Boeing's leasing arm insists that calls by operating lessors for single-aisle production to be slashed in the wake of the economic crisis are "self-serving", and that customers have so far indicated they intend to take all the aircraft scheduled for delivery this year.
Boeing Capital's managing director or capital markets, Kostya Zolotusky, says that while he is aware of the urging from major leasing companies like International Lease Finance to slow single-aisle output this year, he asks how he should oblige if he has customers for the aircraft.
"We have contracts that stipulate that we have to deliver aircraft, and we have airlines saying they want to take their aircraft," he says. "And these [airlines] are not shy people in coming forward and torturing us if they want to defer their aircraft."

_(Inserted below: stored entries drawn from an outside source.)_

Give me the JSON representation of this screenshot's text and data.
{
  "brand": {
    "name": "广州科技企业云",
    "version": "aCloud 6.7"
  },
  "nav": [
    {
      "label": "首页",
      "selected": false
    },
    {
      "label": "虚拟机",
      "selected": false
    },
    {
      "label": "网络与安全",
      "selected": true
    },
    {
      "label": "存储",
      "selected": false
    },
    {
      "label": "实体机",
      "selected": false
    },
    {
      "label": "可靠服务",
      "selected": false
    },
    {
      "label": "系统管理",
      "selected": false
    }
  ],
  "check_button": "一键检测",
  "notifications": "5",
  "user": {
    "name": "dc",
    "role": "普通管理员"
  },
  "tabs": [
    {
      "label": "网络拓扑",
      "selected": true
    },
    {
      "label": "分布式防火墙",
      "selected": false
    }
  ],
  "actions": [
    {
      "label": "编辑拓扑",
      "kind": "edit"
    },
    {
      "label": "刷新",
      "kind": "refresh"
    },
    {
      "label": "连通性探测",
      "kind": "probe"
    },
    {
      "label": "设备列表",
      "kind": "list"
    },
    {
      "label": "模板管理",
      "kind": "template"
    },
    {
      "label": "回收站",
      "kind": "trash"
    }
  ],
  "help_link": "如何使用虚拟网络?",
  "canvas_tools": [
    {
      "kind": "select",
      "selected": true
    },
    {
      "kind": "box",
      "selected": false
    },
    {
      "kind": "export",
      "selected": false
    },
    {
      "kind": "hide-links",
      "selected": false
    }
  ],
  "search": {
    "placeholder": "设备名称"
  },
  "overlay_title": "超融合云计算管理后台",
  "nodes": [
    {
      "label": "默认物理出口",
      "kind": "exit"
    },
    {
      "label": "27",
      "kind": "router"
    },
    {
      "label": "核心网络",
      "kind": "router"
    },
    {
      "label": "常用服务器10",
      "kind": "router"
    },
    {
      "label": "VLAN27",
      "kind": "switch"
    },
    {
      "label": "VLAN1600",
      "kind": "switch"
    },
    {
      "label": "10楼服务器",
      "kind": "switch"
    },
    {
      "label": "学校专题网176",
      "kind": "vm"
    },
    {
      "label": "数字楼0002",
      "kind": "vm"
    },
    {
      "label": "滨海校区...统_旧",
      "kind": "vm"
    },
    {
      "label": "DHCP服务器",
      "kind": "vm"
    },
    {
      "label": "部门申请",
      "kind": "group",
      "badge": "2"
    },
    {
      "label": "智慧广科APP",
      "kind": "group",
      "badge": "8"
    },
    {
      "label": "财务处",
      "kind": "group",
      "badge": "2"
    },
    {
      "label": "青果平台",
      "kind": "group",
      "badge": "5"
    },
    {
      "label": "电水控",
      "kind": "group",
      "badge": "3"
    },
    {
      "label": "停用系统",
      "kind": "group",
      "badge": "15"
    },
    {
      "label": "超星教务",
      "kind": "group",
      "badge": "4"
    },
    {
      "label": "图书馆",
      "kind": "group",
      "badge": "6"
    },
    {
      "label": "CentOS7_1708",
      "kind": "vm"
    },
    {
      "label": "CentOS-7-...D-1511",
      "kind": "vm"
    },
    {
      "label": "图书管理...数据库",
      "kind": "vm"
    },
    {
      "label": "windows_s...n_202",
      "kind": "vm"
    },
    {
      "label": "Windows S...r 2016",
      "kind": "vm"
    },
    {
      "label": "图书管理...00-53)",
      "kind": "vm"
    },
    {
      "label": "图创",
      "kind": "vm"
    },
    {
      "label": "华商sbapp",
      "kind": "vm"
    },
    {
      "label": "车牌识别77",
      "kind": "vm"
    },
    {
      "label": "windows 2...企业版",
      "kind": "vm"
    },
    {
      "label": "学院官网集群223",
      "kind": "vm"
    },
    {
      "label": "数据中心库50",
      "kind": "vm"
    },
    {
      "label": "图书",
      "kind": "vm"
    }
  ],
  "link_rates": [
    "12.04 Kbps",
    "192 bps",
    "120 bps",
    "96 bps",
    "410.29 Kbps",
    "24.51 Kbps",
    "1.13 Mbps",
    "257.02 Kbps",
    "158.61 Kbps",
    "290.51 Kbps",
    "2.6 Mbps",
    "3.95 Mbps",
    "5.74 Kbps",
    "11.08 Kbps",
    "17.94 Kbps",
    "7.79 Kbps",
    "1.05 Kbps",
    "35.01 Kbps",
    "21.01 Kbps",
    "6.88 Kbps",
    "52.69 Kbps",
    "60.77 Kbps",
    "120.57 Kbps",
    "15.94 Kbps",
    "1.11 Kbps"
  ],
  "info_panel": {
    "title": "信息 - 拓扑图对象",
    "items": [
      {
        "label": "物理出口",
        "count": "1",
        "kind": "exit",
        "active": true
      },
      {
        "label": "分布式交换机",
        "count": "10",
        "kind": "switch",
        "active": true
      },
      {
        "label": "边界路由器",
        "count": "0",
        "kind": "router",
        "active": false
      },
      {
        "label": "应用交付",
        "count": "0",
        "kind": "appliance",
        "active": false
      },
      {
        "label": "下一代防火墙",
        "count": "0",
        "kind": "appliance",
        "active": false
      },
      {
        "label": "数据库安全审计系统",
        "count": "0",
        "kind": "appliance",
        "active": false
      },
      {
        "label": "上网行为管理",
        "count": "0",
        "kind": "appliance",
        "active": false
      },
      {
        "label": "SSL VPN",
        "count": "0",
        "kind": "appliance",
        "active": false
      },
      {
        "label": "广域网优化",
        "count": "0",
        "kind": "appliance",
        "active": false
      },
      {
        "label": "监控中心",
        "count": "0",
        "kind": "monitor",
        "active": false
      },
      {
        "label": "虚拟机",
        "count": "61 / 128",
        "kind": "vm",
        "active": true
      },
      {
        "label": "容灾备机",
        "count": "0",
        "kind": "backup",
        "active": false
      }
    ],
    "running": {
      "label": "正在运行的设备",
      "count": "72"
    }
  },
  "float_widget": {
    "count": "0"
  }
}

The requests to slash production are "very self-serving comments", Zolotusky says. A similar view was expressed recently by Airbus's chief salesman John Leahy, who indicated that lessors did not want their own orders to be among those cut.
Although the credit squeeze is threatening to disrupt funding for new aircraft, Zolotusky says Boeing has carefully scrutinised the financing situation for each of the 480-485 jets it plans to deliver this year.
While there is a shortfall, he says, it is manageable. "If that's the case for us then we'd expect it's the case for Airbus, Bombardier and Embraer too," he says.
Even in the face of the softening air transport market, Zolotusky believes that demand for new aircraft deliveries will hold up due to the increasing need for replacement of older, inefficient jets. "Because of the [long-running availability of] cheap oil, airlines have allowed their fleets to get as old as they've ever been in the history of aviation," he says.